To configure a Nginx container, a Nginx config file should be mounted to  /etc/nginx/nginx.conf. To mount a config file, go to the services page of your app, and under the “Mounted config files” ,click (+) button. You can create a config file from scratch on the server using the online editor or you can mount a config file that already exists inside your app’s source code.
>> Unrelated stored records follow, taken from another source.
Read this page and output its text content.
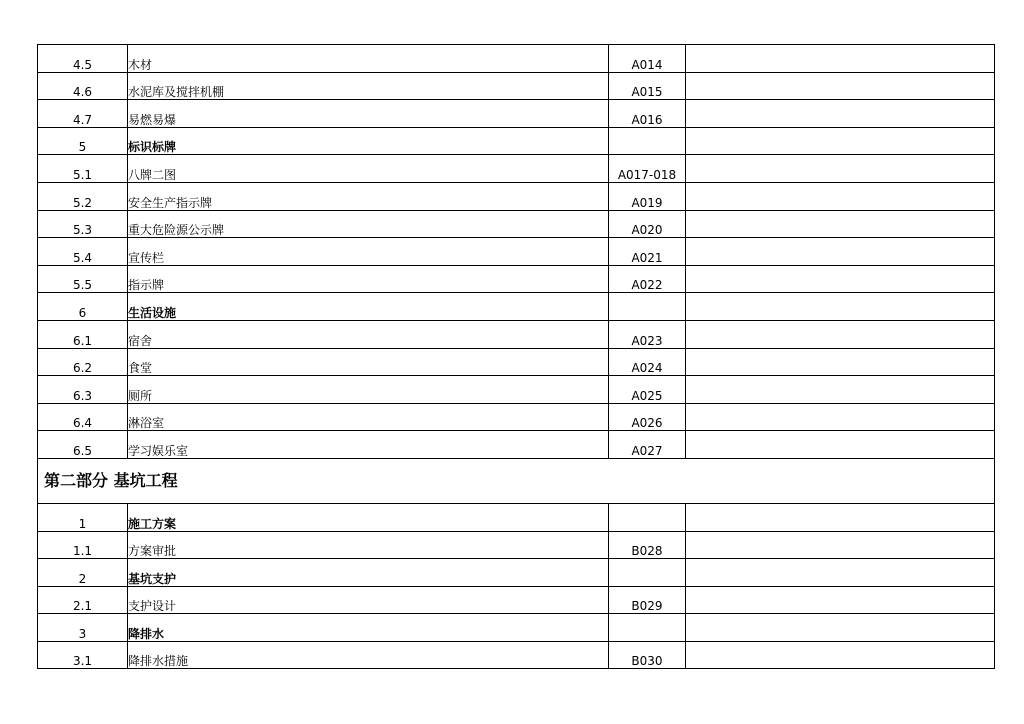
4.5	木材	A014	
4.6	水泥库及搅拌机棚	A015	
4.7	易燃易爆	A016	
5	标识标牌		
5.1	八牌二图	A017-018	
5.2	安全生产指示牌	A019	
5.3	重大危险源公示牌	A020	
5.4	宣传栏	A021	
5.5	指示牌	A022	
6	生活设施		
6.1	宿舍	A023	
6.2	食堂	A024	
6.3	厕所	A025	
6.4	淋浴室	A026	
6.5	学习娱乐室	A027	
第二部分 基坑工程			
1	施工方案		
1.1	方案审批	B028	
2	基坑支护		
2.1	支护设计	B029	
3	降排水		
3.1	降排水措施	B030	
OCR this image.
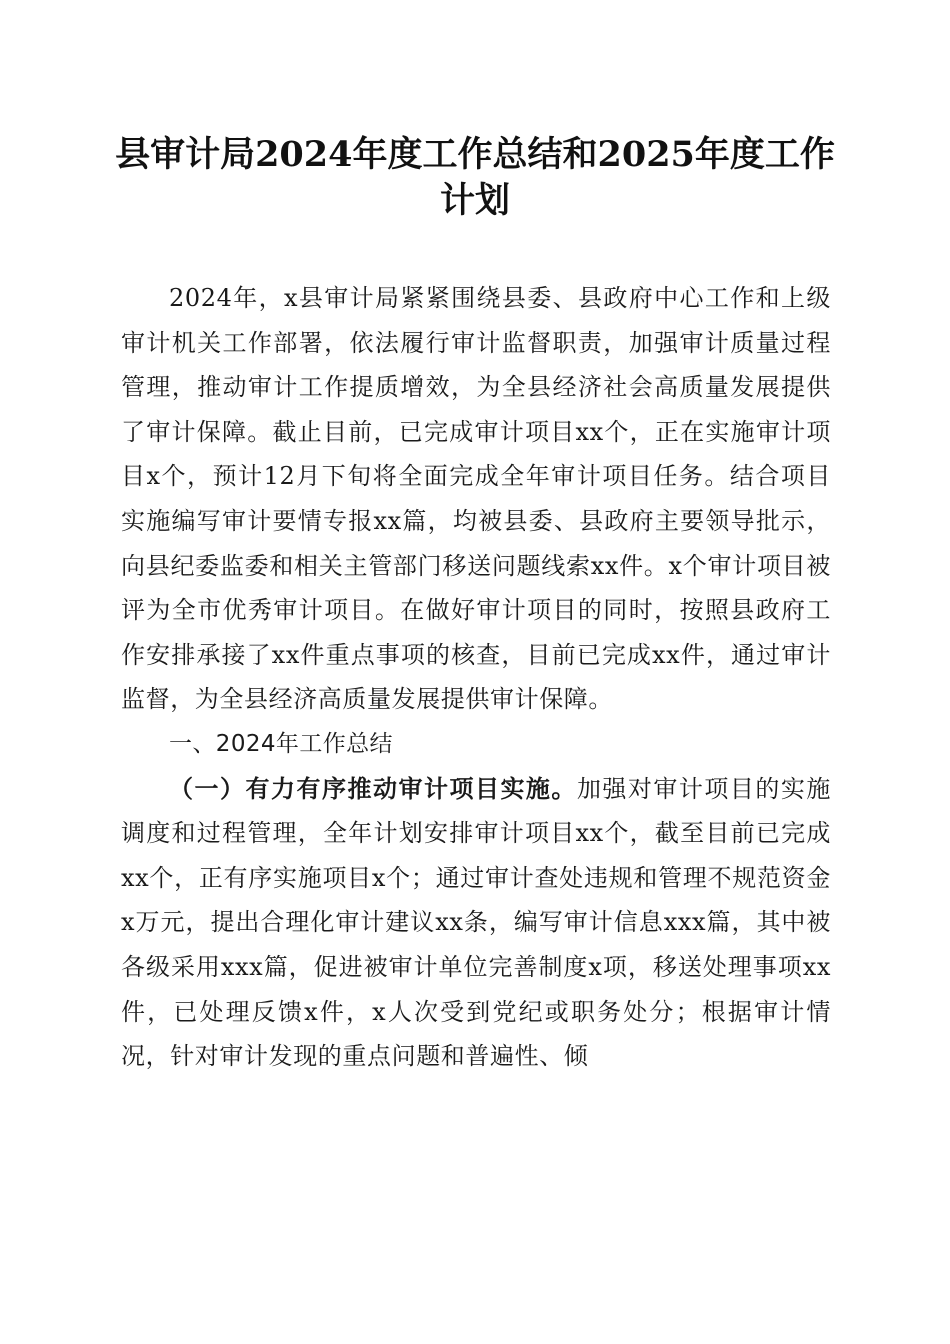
县审计局2024年度工作总结和2025年度工作
计划

2024年，x县审计局紧紧围绕县委、县政府中心工作和上级审计机关工作部署，依法履行审计监督职责，加强审计质量过程管理，推动审计工作提质增效，为全县经济社会高质量发展提供了审计保障。截止目前，已完成审计项目xx个，正在实施审计项目x个，预计12月下旬将全面完成全年审计项目任务。结合项目实施编写审计要情专报xx篇，均被县委、县政府主要领导批示，向县纪委监委和相关主管部门移送问题线索xx件。x个审计项目被评为全市优秀审计项目。在做好审计项目的同时，按照县政府工作安排承接了xx件重点事项的核查，目前已完成xx件，通过审计监督，为全县经济高质量发展提供审计保障。

一、2024年工作总结

（一）有力有序推动审计项目实施。加强对审计项目的实施调度和过程管理，全年计划安排审计项目xx个，截至目前已完成xx个，正有序实施项目x个；通过审计查处违规和管理不规范资金x万元，提出合理化审计建议xx条，编写审计信息xxx篇，其中被各级采用xxx篇，促进被审计单位完善制度x项，移送处理事项xx件，已处理反馈x件，x人次受到党纪或职务处分；根据审计情况，针对审计发现的重点问题和普遍性、倾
In Virascience, port number 5000 of the main is exposed. Gunicorn is listening to every incoming request that arrives on this port. Since all incoming requests will initially arrive at the Nginx service, a proper configuration to proxy the incoming request to port 5000 of the main should be done on the Nginx’s config file. It is something  similar to:

location / {

proxy_set_header Host $http_host;

proxy_set_header X-Real-IP $remote_addr;

     proxy_set_header X-Forwarded-For $proxy_add_x_forwarded_for;

     proxy_set_header X-Forwarded-Proto https;

     proxy_pass http://VIRASCIENCE_HOSTNAME_HERE:5000;

}

It should be noted that since the SSL is terminated by Doprax ingress before it reaches the Nginx, there is no need to set up an SSL certificate or listen to the 443 port. Since we are inside the app’s private network, everything is done using port 80 and unencrypted requests. 
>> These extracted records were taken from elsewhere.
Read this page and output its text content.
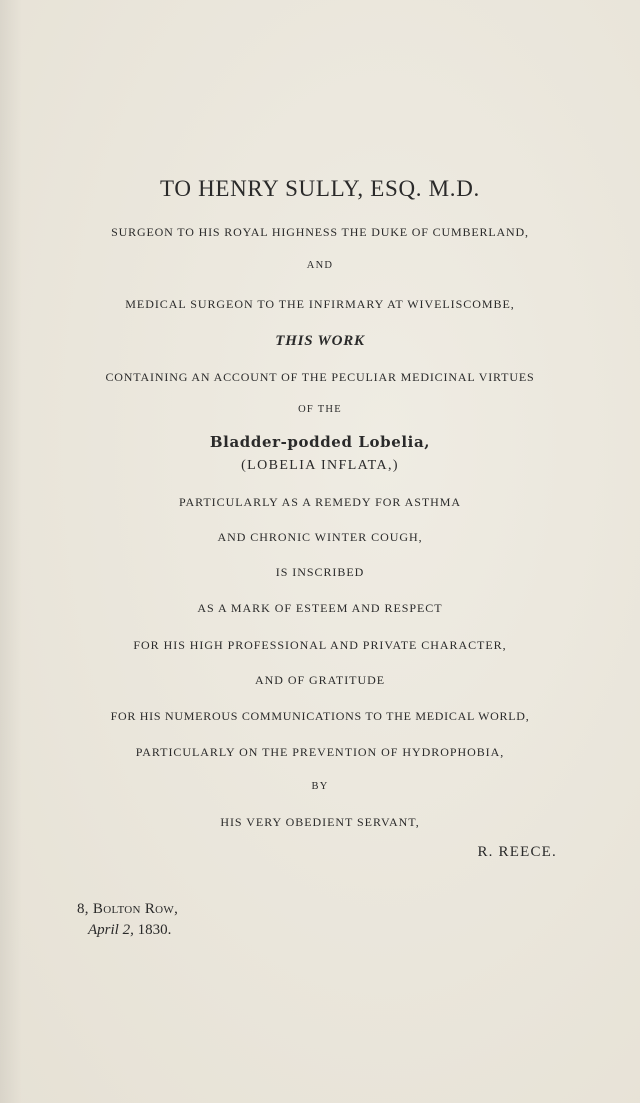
TO HENRY SULLY, ESQ. M.D.
SURGEON TO HIS ROYAL HIGHNESS THE DUKE OF CUMBERLAND,
AND
MEDICAL SURGEON TO THE INFIRMARY AT WIVELISCOMBE,
THIS WORK
CONTAINING AN ACCOUNT OF THE PECULIAR MEDICINAL VIRTUES
OF THE
Bladder-podded Lobelia,
(LOBELIA INFLATA,)
PARTICULARLY AS A REMEDY FOR ASTHMA
AND CHRONIC WINTER COUGH,
IS INSCRIBED
AS A MARK OF ESTEEM AND RESPECT
FOR HIS HIGH PROFESSIONAL AND PRIVATE CHARACTER,
AND OF GRATITUDE
FOR HIS NUMEROUS COMMUNICATIONS TO THE MEDICAL WORLD,
PARTICULARLY ON THE PREVENTION OF HYDROPHOBIA,
BY
HIS VERY OBEDIENT SERVANT,
R. REECE.
8, Bolton Row,
April 2, 1830.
As we mentioned in the volumes section of the main, two volumes, static and media, are mounted on the main container to hold static and media files respectively. Writing these files is the responsibility of the main container.
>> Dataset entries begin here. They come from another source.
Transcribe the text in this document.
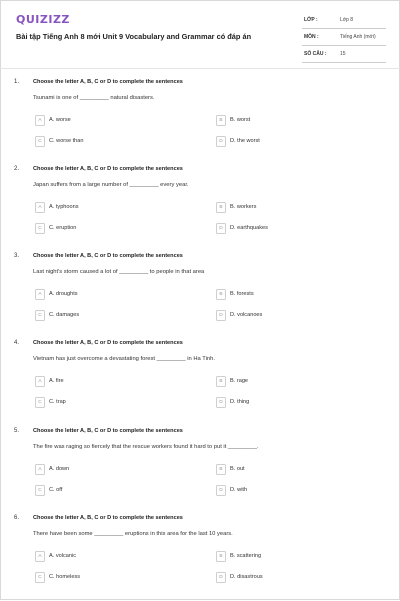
QUIZIZZ
Bài tập Tiếng Anh 8 mới Unit 9 Vocabulary and Grammar có đáp án
LỚP :	Lớp 8
MÔN :	Tiếng Anh (mới)
SỐ CÂU :	15
1. Choose the letter A, B, C or D to complete the sentences
Tsunami is one of _________ natural disasters.
A	A. worse	B	B. worst
C	C. worse than	D	D. the worst
2. Choose the letter A, B, C or D to complete the sentences
Japan suffers from a large number of _________ every year.
A	A. typhoons	B	B. workers
C	C. eruption	D	D. earthquakes
3. Choose the letter A, B, C or D to complete the sentences
Last night's storm caused a lot of _________ to people in that area
A	A. droughts	B	B. forests
C	C. damages	D	D. volcanoes
4. Choose the letter A, B, C or D to complete the sentences
Vietnam has just overcome a devastating forest _________ in Ha Tinh.
A	A. fire	B	B. rage
C	C. trap	D	D. thing
5. Choose the letter A, B, C or D to complete the sentences
The fire was raging so fiercely that the rescue workers found it hard to put it _________.
A	A. down	B	B. out
C	C. off	D	D. with
6. Choose the letter A, B, C or D to complete the sentences
There have been some _________ eruptions in this area for the last 10 years.
A	A. volcanic	B	B. scattering
C	C. homeless	D	D. disastrous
The static folder is populated using the collect static of Django in the startup process. The files inside the media folder are user-uploaded content that is uploaded using the main Django application in the main container. But the Nginx container needs access to these files in order to be able to serve them. To do this, we will also share these two volumes with the Nginx service. 

MySQL

MySQL has been used as the database for the Django application. No special configuration was needed. The only configurations are database name, username, and password, which are given to the MySQL container on startup using environment variables. A volume has been mounted to /var/lib/mysql so that the data is persisted. The main can communicate to the MySQL service over the private network. 

Elasticsearch

In Virascience, Elasticsearch is used to index articles and perform full-text search on all the documents. In order to properly configure Elasticsearch, a few environment variables should be defined on it:

  • discovery.type : single-node (to create a single node cluster)
  • bootstrap.memory_lock : true (To avoid using SWAP memory and boost performance)
  • ES_JAVA_OPTS : -Xms8g -Xmx8g (determine java heap memory size)

Redis

Redis is used both as the key-value store for the Django application and also the message broker for celery and celery-beat.